Fortinet’s telemetry shows a noticeable increase in the number of lookups — or spikes in activity — for this driver in August and September 2022, and again in February and March 2023. This may indicate that the threat actor behind the driver was operating major campaigns on these dates. In fact, 65% of the lookups for the driver were from Saudi Arabia, indicating it was a primary target, according to the research.
Jazi confirms that other malware families using similar attack vectors (i.e., kernel drivers) have been observed, but this was a detection of a new malicious driver.
“It has new functionalities such as targeting IIS [Internet Information Services] servers, which is unique in its own accord,” Jazi says.
While Jazi is unable to share further details on specific verticals that were targeted, he notes that there is a long history of Iranian threat groups targeting Saudi Arabia and other nations in the region.
Who Is the Threat Actor?
Fortinet researchers say it’s unclear how the driver was distributed, and they don’t they know who was behind this operation. “Observed telemetry shows that while this driver has primarily targeted at Saudi Arabia, it has also been detected in Jordan, Qatar, and the United Arab Emirates, which are the classic targets of Iranian threat actors,” the report said.
Iranian threat actors have been known to exploit Microsoft Exchange Servers to deploy additional malware, so it is possible that this driver has been employed alongside Exchange attacks. “To that point, the compilation time of the drivers is also aligned with times when Iranian threat actors were exploiting Exchange server vulnerabilities,” the researchers wrote.
At this stage, it is unclear which organizations were targeted, and what the attackers were looking for. Ciarán Walsh, associate research engineer at Tenable, says that depending on the nature of the attack and sophistication of the threat actor, it is entirely possible for a campaign to go undetected for an extended period of time like this one did. “APT1 (CommentCrew) has been noted as maintaining a presence on victim networks without detection for years during its cyberespionage campaigns,” he says.
Asked if he believes the time spent undetected was indicative of the sophistication of an attacker, Walsh says an attacker’s sophistication is based on a myriad of factors and also depends on the objectives of a campaign.

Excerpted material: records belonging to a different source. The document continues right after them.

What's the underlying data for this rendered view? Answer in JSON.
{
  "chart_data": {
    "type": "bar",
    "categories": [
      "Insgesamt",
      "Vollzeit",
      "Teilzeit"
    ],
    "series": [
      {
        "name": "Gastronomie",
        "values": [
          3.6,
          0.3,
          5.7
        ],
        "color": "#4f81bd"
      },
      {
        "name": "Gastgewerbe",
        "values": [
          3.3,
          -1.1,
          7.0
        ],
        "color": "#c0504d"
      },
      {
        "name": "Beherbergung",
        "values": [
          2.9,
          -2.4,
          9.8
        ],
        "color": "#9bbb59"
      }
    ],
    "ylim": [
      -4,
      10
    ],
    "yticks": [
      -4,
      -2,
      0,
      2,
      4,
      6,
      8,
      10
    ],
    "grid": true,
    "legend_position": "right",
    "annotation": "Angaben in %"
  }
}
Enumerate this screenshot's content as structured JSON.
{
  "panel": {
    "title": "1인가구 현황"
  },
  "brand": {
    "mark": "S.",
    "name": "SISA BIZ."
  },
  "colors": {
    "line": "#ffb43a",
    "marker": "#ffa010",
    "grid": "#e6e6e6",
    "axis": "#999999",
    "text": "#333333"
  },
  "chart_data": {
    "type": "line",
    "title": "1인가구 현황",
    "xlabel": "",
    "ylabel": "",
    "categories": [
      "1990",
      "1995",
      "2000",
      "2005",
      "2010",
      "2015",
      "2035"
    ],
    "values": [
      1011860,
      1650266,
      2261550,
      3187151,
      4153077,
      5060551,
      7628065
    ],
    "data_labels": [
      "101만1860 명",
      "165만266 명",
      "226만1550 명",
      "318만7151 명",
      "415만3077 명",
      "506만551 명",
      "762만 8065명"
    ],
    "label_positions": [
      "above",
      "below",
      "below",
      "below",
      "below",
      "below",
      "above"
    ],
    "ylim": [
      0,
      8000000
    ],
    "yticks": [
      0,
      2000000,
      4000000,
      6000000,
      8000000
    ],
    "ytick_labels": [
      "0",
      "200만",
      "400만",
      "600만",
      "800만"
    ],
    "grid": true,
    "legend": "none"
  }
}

“In espionage, the aim would be to go undetected for however long it takes to achieve those objectives,” he says, “but in campaigns that aim to cause disruption such as Anonymous Sudan and its DDoS campaigns, being stealthy and maintaining a foothold in a target network is not a priority.”

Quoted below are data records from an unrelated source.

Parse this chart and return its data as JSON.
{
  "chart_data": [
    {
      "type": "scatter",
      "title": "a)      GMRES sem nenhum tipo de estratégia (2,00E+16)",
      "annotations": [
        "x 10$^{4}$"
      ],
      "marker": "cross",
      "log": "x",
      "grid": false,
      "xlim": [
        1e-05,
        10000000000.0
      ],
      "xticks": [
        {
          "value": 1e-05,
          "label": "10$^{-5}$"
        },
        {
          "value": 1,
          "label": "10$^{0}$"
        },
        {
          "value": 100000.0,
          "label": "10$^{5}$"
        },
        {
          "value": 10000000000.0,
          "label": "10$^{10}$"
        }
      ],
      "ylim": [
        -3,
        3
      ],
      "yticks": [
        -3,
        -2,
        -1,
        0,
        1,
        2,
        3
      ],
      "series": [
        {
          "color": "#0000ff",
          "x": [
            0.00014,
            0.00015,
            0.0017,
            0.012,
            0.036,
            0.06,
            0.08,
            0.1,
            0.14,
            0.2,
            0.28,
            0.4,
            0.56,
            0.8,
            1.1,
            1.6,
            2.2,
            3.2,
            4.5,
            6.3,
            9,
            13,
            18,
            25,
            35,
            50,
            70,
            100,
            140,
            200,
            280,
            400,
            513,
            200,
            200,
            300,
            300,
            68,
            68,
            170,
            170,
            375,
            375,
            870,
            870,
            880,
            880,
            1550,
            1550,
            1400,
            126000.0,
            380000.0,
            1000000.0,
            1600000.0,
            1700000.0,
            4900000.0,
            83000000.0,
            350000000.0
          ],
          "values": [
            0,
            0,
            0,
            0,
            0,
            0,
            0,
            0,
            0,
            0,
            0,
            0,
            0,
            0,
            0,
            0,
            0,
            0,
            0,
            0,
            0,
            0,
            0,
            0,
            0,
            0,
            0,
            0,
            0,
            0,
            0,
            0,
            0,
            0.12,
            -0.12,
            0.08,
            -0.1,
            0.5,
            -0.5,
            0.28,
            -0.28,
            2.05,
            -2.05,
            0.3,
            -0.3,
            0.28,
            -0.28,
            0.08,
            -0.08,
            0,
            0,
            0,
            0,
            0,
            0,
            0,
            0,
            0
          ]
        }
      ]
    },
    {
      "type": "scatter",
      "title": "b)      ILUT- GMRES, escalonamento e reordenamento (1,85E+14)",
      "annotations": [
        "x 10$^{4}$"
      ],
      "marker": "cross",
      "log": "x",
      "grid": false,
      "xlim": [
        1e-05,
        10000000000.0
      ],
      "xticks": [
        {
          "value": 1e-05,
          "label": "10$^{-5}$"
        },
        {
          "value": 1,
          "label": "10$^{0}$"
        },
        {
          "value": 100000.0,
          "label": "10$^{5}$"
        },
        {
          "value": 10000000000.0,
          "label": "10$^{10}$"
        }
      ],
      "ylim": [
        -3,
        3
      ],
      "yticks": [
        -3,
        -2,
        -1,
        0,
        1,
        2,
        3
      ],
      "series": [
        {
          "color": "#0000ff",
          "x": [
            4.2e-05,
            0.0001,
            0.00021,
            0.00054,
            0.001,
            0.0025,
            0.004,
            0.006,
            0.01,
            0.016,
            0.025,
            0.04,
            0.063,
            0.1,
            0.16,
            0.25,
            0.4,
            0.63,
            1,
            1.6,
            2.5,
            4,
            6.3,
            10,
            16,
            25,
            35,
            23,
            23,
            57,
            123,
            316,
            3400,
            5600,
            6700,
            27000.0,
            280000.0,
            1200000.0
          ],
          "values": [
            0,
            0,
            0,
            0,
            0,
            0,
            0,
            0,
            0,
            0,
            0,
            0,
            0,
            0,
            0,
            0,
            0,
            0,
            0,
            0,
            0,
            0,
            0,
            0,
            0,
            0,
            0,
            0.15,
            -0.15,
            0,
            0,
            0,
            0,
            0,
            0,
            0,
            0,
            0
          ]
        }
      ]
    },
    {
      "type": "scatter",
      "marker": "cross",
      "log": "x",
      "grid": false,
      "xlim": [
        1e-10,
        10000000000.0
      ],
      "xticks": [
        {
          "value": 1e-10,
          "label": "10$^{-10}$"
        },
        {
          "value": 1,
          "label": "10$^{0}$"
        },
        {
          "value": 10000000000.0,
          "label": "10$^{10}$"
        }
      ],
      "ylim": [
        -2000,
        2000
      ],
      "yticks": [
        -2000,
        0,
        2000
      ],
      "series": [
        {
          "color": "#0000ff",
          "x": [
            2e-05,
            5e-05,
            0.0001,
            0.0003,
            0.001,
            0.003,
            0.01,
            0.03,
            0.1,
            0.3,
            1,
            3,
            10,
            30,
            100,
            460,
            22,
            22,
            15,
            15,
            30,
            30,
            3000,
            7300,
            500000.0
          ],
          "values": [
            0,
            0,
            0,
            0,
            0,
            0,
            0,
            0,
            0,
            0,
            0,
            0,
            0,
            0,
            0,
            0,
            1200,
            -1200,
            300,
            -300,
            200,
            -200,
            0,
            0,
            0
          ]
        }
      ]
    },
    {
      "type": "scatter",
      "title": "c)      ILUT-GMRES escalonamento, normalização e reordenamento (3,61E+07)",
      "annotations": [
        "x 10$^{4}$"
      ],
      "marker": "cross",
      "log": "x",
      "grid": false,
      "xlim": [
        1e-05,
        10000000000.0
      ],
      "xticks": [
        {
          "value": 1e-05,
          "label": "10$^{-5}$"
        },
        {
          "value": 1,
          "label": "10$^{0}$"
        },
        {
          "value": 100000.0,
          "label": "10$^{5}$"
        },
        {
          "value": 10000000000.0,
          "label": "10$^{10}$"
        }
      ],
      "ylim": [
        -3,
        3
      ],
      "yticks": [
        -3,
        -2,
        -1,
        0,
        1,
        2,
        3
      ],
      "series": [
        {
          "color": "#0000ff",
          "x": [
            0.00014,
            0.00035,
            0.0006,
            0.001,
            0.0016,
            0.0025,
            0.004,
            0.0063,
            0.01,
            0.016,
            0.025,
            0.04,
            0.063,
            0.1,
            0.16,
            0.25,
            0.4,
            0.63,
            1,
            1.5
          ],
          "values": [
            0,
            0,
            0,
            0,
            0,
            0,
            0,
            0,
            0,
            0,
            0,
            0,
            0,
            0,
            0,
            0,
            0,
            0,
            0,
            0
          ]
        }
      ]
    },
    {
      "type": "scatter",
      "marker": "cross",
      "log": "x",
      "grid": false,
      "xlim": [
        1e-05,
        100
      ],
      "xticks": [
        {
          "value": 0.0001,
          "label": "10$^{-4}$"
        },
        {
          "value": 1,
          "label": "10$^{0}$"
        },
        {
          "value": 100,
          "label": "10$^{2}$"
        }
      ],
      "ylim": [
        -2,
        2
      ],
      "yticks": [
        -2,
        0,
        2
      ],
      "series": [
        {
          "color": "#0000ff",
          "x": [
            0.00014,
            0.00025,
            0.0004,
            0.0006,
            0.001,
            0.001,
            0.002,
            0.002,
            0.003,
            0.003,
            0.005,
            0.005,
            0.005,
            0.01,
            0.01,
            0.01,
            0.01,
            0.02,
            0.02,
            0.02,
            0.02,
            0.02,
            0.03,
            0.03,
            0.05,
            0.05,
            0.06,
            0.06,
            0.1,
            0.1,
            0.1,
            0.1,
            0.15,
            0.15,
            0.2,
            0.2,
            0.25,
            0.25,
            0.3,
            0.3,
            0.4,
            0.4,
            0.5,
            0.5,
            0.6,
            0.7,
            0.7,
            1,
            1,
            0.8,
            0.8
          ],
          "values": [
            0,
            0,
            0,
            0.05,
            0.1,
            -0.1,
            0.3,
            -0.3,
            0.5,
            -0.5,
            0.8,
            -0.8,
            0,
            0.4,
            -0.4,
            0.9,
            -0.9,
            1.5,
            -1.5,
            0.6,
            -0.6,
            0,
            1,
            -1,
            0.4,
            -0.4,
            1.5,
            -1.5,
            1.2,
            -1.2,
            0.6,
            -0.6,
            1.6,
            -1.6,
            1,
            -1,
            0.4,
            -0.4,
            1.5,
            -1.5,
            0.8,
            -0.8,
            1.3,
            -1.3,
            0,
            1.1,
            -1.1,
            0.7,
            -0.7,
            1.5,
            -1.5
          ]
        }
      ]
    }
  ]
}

Walsh notes that open source tools are more likely to be detected, as the security community knows of them and countermeasures and remediation techniques have been developed to counteract them.
“Custom tooling is much more difficult to detect as automated systems have little, if any, information about the tool to use as part of their detection mechanisms,” he says. “Attackers do sometimes adopt an approach of using tools already on target systems or within target networks.”
That living-off-the-land approach was used by Volt Typhoon, an APT attributed to China that Microsoft last week warned had gained access to telecom networks and other critical infrastructure targets in the US.
“Living-off-the-land allows for stealth as there is no execution of any suspicious programs or scripts, which would trigger an alert,” Walsh says. “The attackers instead use tools built into operating systems, which are less likely to trigger an alert, or even be deemed suspicious.”